Ms. Sally Shantz was the reason many students mastered their multiplication tables, Missouri history, and all the verse from Joyce Kilmer's Trees. Her students practiced their penmanship; remember four times five, and her saying "there will never be a poem lovely as a tree," or that a rat in the house might eat the ice cream spells "arithmetic." She began class every morning with her students reciting the pledge of allegiance and saying a prayer. A colleague recalls being in her classroom when a particularly troubled boy was being carted off to the principal after acting out. Ms. Shantz, softly and sincerely said to the student "remember, I love you." Ms. Shantz began her career in education after completing just 3 years of college when she was hired at Buffalo to teach a group of 53 students in the fourth grade. Her class included three sets of twins. After that year, she returned to Drury University to complete her Bachelor's degree in education. Upon completion she returned to Buffalo to teach the sixth grade to the same group of student she had taught two years earlier. She married in 1954 and raised two sons, Joe Ben and Bobby in Dallas County Schools.
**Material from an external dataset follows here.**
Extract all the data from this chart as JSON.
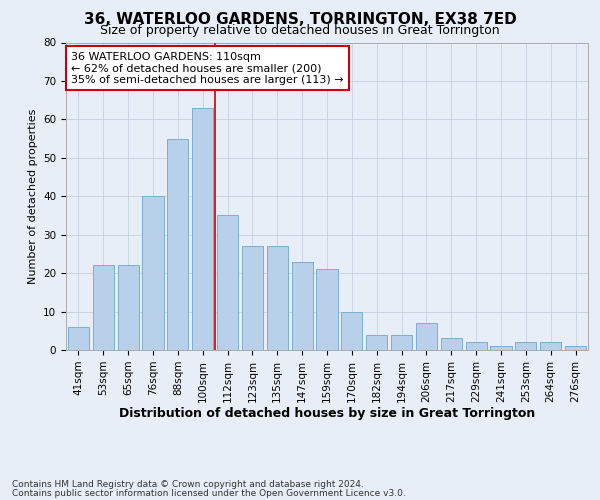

The boys were hugely successful football Bison and later became Arkansas Razorbacks during their college years. As she grew up, her parents owned Copper Greenhouse. She graduated from Buffalo High School. In a teaching application from 1954, she wrote in response to a question about why she wanted to be a teacher: " I am very much concerned over children and their education and care. I have worked in a greenhouse practically all of my life and I realize that every plant has to be given special care and watched to see that it gets the proper attention that it needs. So it is with a child, each one is an individual person and must be treated as such if they do get the proper care and attention they need. I believe my best qualification for this job is my love for children and my desire to see them grow and become well rounded individuals." She was also known to always have little quotes to share, such as: "If your day is hemmed with prayer, it is less likely to unravel." "If you see someone without a smile, give him one of yours." "A smile in the window of your face tells every one that your heart is at home." After 28 years of teaching in Buffalo, she taught 7 years in the Springfield school district before her retirement.